Keenan, Turri thrive in "next man up" roles
BALTIMORE—On the eve of championship weekend, there was just one question about Duke's offense—how would it play without Josh Dionne?
The Blue Devils entered Saturday averaging 15.06 goals per game—good for second in the nation—and 19.5 in two tournament games. Dionne had netted a career-best 49 himself, but after suffering a knee injury in the quarterfinal against Johns Hopkins, the senior would be missing for Duke’s final stretch in search of a second straight national title.
Dionne’s replacement, junior Kyle Keenan, answered that question early and often against Denver Saturday—scoring a career-high four times—and when the Pioneers battled back in the fourth quarter, Keenan and Duke’s other Kyle, goalkeeper Kyle Turri, stepped up to help Duke hold them off.
“No one is going to replace Josh Dionne. He's an unbelievable player, and with his loss, there's no one that's going to step in like Josh, but we just encouraged Kyle [Keenan] to be himself all week, and he was,” senior attackman Jordan Wolf said.
In his first career start, Keenan wasted little time making an impact, helping his team with an assist to Deemer Class in the first quarter, giving the Blue Devils a 2-1 lead after Duke had conceded the first goal.
The junior, whose 28 points heading into the game were 12 higher than his total from his previous two campaigns combined, then added a goal in the second quarter. Keenan weaved his way through two defenders and with nearly no angle to work with, snuck a quick shot by Pioneer goalkeeper Ryan LaPlante, putting Duke up one again, 5-4, and sparking a 4-0 run to close the half.
“It's very hard to put a short stick on him,” sophomore midfielder Myles Jones said. “He's a great dodger, dodges with his head up and he's a great feeder, so it kind of changes the way our offense is, but it also changes the way defense has to play us.”
After the halftime break, Keenan played a major role in keeping Denver from taking back the lead. Twice in the third quarter, the attackman responded to Pioneer goals with scores of his own less than a minute later, extending the margin back to four each time.
“I've got to credit my teammates.
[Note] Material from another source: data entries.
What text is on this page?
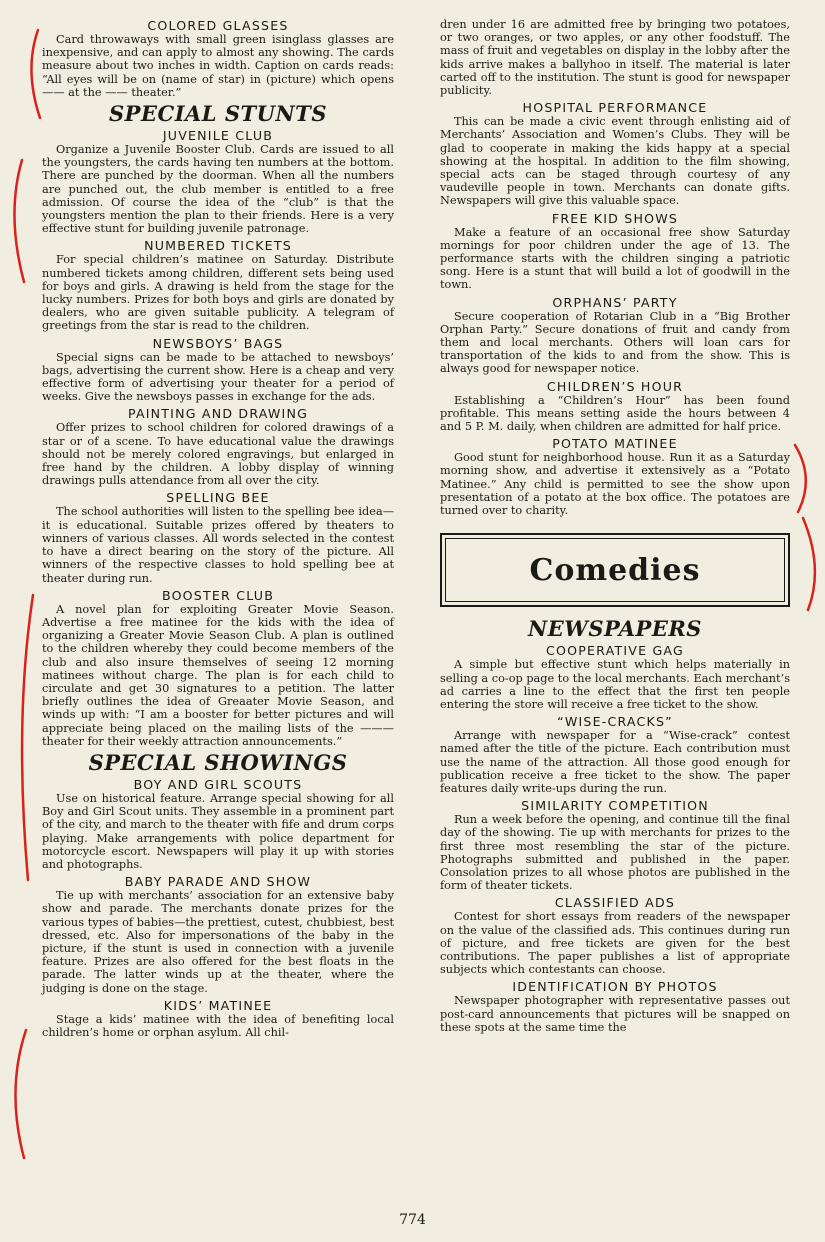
COLORED GLASSES

Card throwaways with small green isinglass glasses are inexpensive, and can apply to almost any showing. The cards measure about two inches in width. Caption on cards reads: “All eyes will be on (name of star) in (picture) which opens —— at the —— theater.”

SPECIAL STUNTS

JUVENILE CLUB

Organize a Juvenile Booster Club. Cards are issued to all the youngsters, the cards having ten numbers at the bottom. There are punched by the doorman. When all the numbers are punched out, the club member is entitled to a free admission. Of course the idea of the “club” is that the youngsters mention the plan to their friends. Here is a very effective stunt for building juvenile patronage.

NUMBERED TICKETS

For special children’s matinee on Saturday. Distribute numbered tickets among children, different sets being used for boys and girls. A drawing is held from the stage for the lucky numbers. Prizes for both boys and girls are donated by dealers, who are given suitable publicity. A telegram of greetings from the star is read to the children.

NEWSBOYS’ BAGS

Special signs can be made to be attached to newsboys’ bags, advertising the current show. Here is a cheap and very effective form of advertising your theater for a period of weeks. Give the newsboys passes in exchange for the ads.

PAINTING AND DRAWING

Offer prizes to school children for colored drawings of a star or of a scene. To have educational value the drawings should not be merely colored engravings, but enlarged in free hand by the children. A lobby display of winning drawings pulls attendance from all over the city.

SPELLING BEE

The school authorities will listen to the spelling bee idea—it is educational. Suitable prizes offered by theaters to winners of various classes. All words selected in the contest to have a direct bearing on the story of the picture. All winners of the respective classes to hold spelling bee at theater during run.

BOOSTER CLUB

A novel plan for exploiting Greater Movie Season. Advertise a free matinee for the kids with the idea of organizing a Greater Movie Season Club. A plan is outlined to the children whereby they could become members of the club and also insure themselves of seeing 12 morning matinees without charge. The plan is for each child to circulate and get 30 signatures to a petition. The latter briefly outlines the idea of Greaater Movie Season, and winds up with: “I am a booster for better pictures and will appreciate being placed on the mailing lists of the ——— theater for their weekly attraction announcements.”

SPECIAL SHOWINGS

BOY AND GIRL SCOUTS

Use on historical feature. Arrange special showing for all Boy and Girl Scout units. They assemble in a prominent part of the city, and march to the theater with fife and drum corps playing. Make arrangements with police department for motorcycle escort. Newspapers will play it up with stories and photographs.

BABY PARADE AND SHOW

Tie up with merchants’ association for an extensive baby show and parade. The merchants donate prizes for the various types of babies—the prettiest, cutest, chubbiest, best dressed, etc. Also for impersonations of the baby in the picture, if the stunt is used in connection with a juvenile feature. Prizes are also offered for the best floats in the parade. The latter winds up at the theater, where the judging is done on the stage.

KIDS’ MATINEE

Stage a kids’ matinee with the idea of benefiting local children’s home or orphan asylum. All chil-

dren under 16 are admitted free by bringing two potatoes, or two oranges, or two apples, or any other foodstuff. The mass of fruit and vegetables on display in the lobby after the kids arrive makes a ballyhoo in itself. The material is later carted off to the institution. The stunt is good for newspaper publicity.

HOSPITAL PERFORMANCE

This can be made a civic event through enlisting aid of Merchants’ Association and Women’s Clubs. They will be glad to cooperate in making the kids happy at a special showing at the hospital. In addition to the film showing, special acts can be staged through courtesy of any vaudeville people in town. Merchants can donate gifts. Newspapers will give this valuable space.

FREE KID SHOWS

Make a feature of an occasional free show Saturday mornings for poor children under the age of 13. The performance starts with the children singing a patriotic song. Here is a stunt that will build a lot of goodwill in the town.

ORPHANS’ PARTY

Secure cooperation of Rotarian Club in a “Big Brother Orphan Party.” Secure donations of fruit and candy from them and local merchants. Others will loan cars for transportation of the kids to and from the show. This is always good for newspaper notice.

CHILDREN’S HOUR

Establishing a “Children’s Hour” has been found profitable. This means setting aside the hours between 4 and 5 P. M. daily, when children are admitted for half price.

POTATO MATINEE

Good stunt for neighborhood house. Run it as a Saturday morning show, and advertise it extensively as a “Potato Matinee.” Any child is permitted to see the show upon presentation of a potato at the box office. The potatoes are turned over to charity.

Comedies
NEWSPAPERS

COOPERATIVE GAG

A simple but effective stunt which helps materially in selling a co-op page to the local merchants. Each merchant’s ad carries a line to the effect that the first ten people entering the store will receive a free ticket to the show.

“WISE-CRACKS”

Arrange with newspaper for a “Wise-crack” contest named after the title of the picture. Each contribution must use the name of the attraction. All those good enough for publication receive a free ticket to the show. The paper features daily write-ups during the run.

SIMILARITY COMPETITION

Run a week before the opening, and continue till the final day of the showing. Tie up with merchants for prizes to the first three most resembling the star of the picture. Photographs submitted and published in the paper. Consolation prizes to all whose photos are published in the form of theater tickets.

CLASSIFIED ADS

Contest for short essays from readers of the newspaper on the value of the classified ads. This continues during run of picture, and free tickets are given for the best contributions. The paper publishes a list of appropriate subjects which contestants can choose.

IDENTIFICATION BY PHOTOS

Newspaper photographer with representative passes out post-card announcements that pictures will be snapped on these spots at the same time the

774
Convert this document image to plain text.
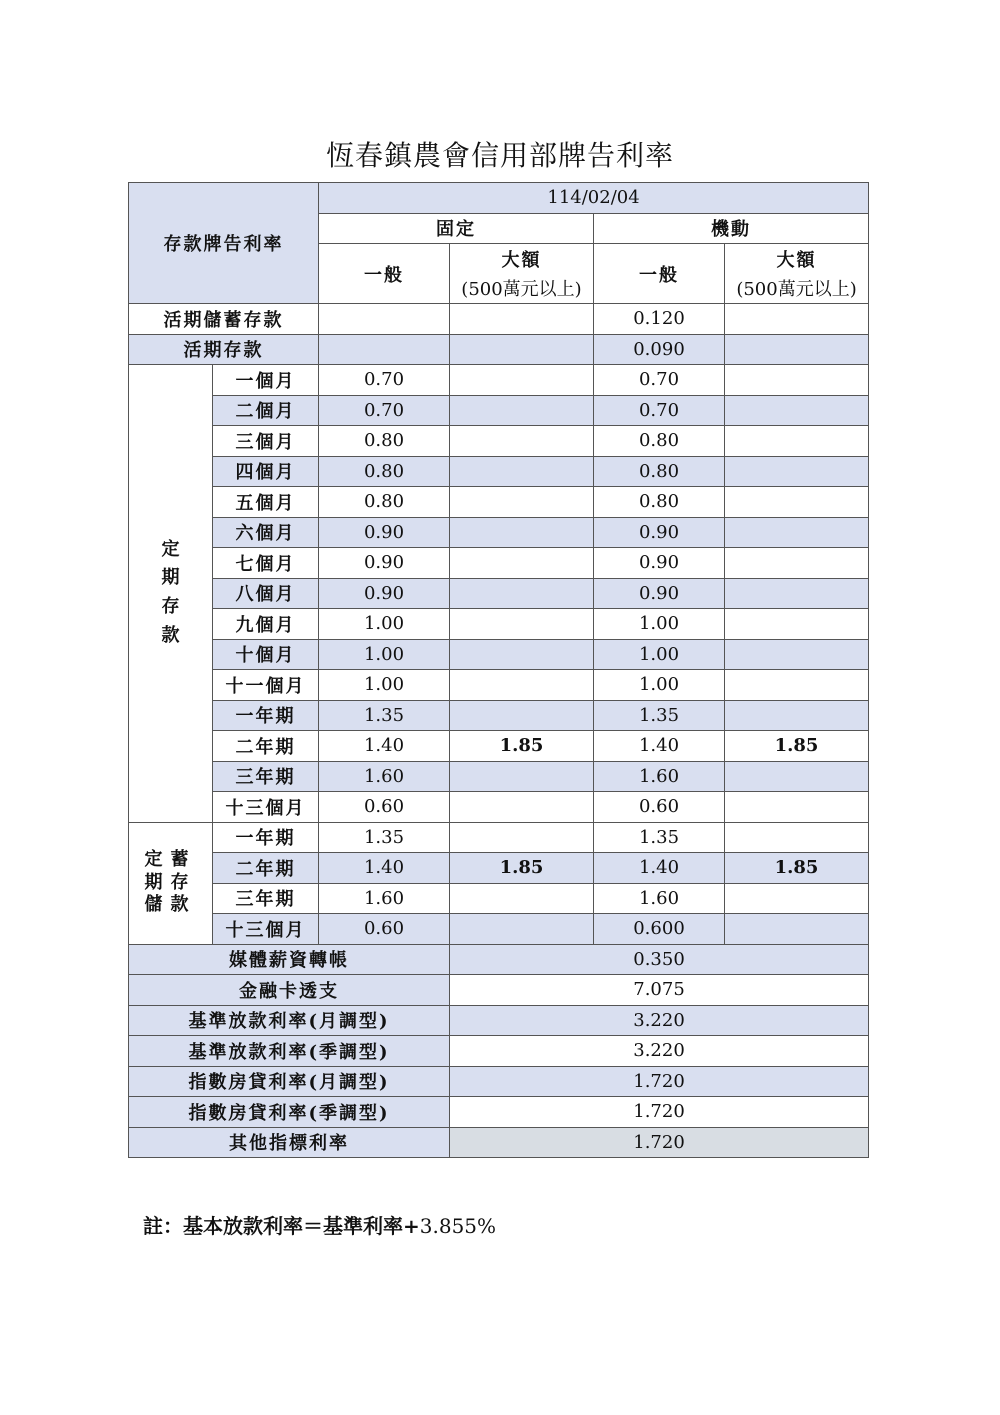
恆春鎮農會信用部牌告利率
存款牌告利率		114/02/04			
		固定		機動	
		一般	大額	一般	大額
			(500萬元以上)		(500萬元以上)
活期儲蓄存款				0.120	
活期存款				0.090	

定
期
存
款	一個月	0.70		0.70	
	二個月	0.70		0.70	
	三個月	0.80		0.80	
	四個月	0.80		0.80	
	五個月	0.80		0.80	
	六個月	0.90		0.90	
	七個月	0.90		0.90	
	八個月	0.90		0.90	
	九個月	1.00		1.00	
	十個月	1.00		1.00	
	十一個月	1.00		1.00	
	一年期	1.35		1.35	
	二年期	1.40	1.85	1.40	1.85
	三年期	1.60		1.60	
	十三個月	0.60		0.60	

定蓄
期存
儲款	一年期	1.35		1.35	
	二年期	1.40	1.85	1.40	1.85
	三年期	1.60		1.60	
	十三個月	0.60		0.600	
媒體薪資轉帳			0.350		
金融卡透支			7.075		
基準放款利率(月調型)			3.220		
基準放款利率(季調型)			3.220		
指數房貸利率(月調型)			1.720		
指數房貸利率(季調型)			1.720		
其他指標利率			1.720		
註：基本放款利率＝基準利率+3.855%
I got a bunch of great feeds,” Keenan said. “And just working with Jordan, [Case Matheis] and Dionne all week on my spacing and just being in the right place at the right time [helped a lot]."
On his third goal, with 2:56 to play in the third quarter, Keenan scored while drawing an unnecessary roughness penalty, but the Blue Devils could not capitalize on the resulting one-minute extra-man opportunity.
The Pioneers, however, did just that, scoring on back-to-back extra-man opportunities to close the quarter. Riding that momentum, Denver attackman Wesley Berg cut the lead to 11-10 with his fifth goal of the day less than 90 seconds into the fourth.
In stepped Kyle No. 2.
Turri, a junior and Keenan’s roommate, started Saturday’s contest on the bench behind Luke Aaron, who has started 17 of 19 contests for Duke this year. Turri’s last start came against the Pioneers in February, when he allowed four goals and managed just a single save in the first quarter. Turri watched the rest of that game from the sidelines.
But as a starter on last year’s national championship squad, Turri is no stranger to pressure on a national stage, and after coming in to relieve Aaron in the third quarter to preserve a two-goal lead in the quarterfinal against Johns Hopkins, Turri heard his number called again to close out a tight game and used the chance to redeem himself against Denver.
“Well, certainly the starter kind of lost his fast ball, so bring in the reliever,” head coach John Danowski said of the change. “You know, I don't think there's really too much science to it, but we needed a spark and needed something, and just didn't look like that Luke was getting his hands down quick enough and was getting beat.… [We all] trust Kyle.”
Thrown into the game with 13:46 remaining and Duke nursing a one-goal lead, Turri had to make a swift transition and put an end to the Pioneer run, but he had few qualms about the lack of warm-up time.
“It's kind of nice,” he said. “When I get thrown in there, I don't have any time to really think about it and get in my head.”
Duke won the faceoff, giving the junior ample time to stretch in the cage, Turri noted, and Jones took a little pressure off his teammate, shaking his defender to put Duke up two again.
But the Duke defense left Turri in a one-on-one after losing Zach Miller on a swift fake, and Denver pulled back within a single goal.
This time, it was Keenan who gave his roommate the additional breathing room, scoring off a cut across the middle and sparking a 3-0 run for the Blue Devils as Turri held strong down the stretch, making four saves in about 14 minutes of action and allowing just two goals.
Coming in as an understudy, Keenan registered five points, including a perfect four-of-four shooting day, and picked up two ground balls.
"I'm not surprised about Kyle's performance,” Jones said. “Natural attack man, lefty, so him filling in that spot was just natural for him."
And no one was surprised how Turri came through either.
“He's won a national championship before,” Wolf said. “He has all the experience in the world and has all the confidence of our team and coaches, so it was no big deal."